I didnt want her to be unhappy, I didn't want to upset her, I didn't intend on telling her.. But I can't lie to her. I just didn't have the guts to tell her why I did it. It was for money, I was running low on cash. Parents barely gave me a cent. I had to do something, I had to work my way up. I got involved with a woman. She could give me everything I wansted; Money, car, job, stable income. It was the view of the world, I wanted those.. But I didn't want to lose the woman I love and plan to marry in the future. It all went down the drain.
No one could understand what I was going through, I love her family, I love her mom but as much as I did, they didn't understand what I was going through. I went to work just to earn some for a living with the woman. Her mom didn't like that I was working, even if I did a decent job. I can't blame her nor can I blame anyone. All I can do is blame myself.
If I didn't went with the woman to work, I wouldn't have money but atleast I would have a happy life.

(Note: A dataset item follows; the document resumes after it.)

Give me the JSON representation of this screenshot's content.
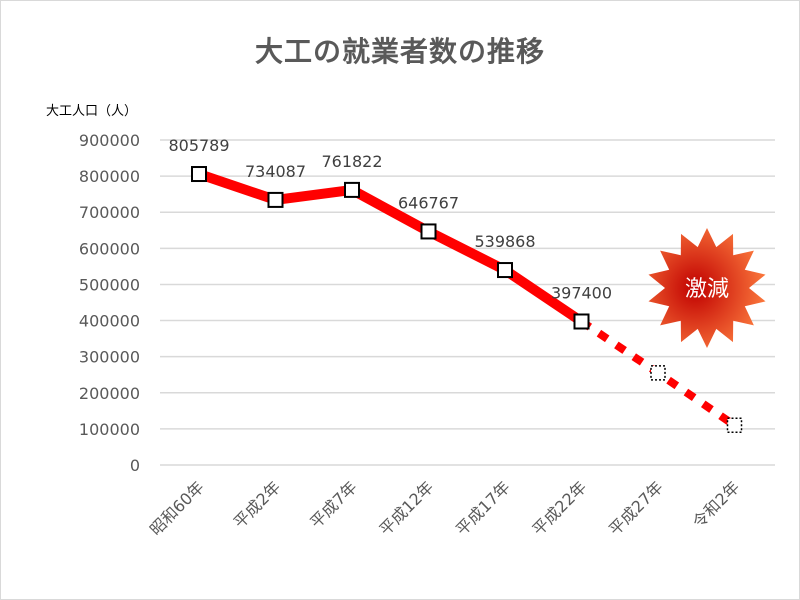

I intended to propose to you when you got back after 2 years. On the 6th year of us being together, I would kneel down. I had it all planned. It all went away. I thought you would understand me but I guess not everyone would be like me and understand these kind of situation. I could admit, I was selfish, but whatever I did.. It was for the best of us.
I just hope I never did that mistake.. If I could just rewrite it.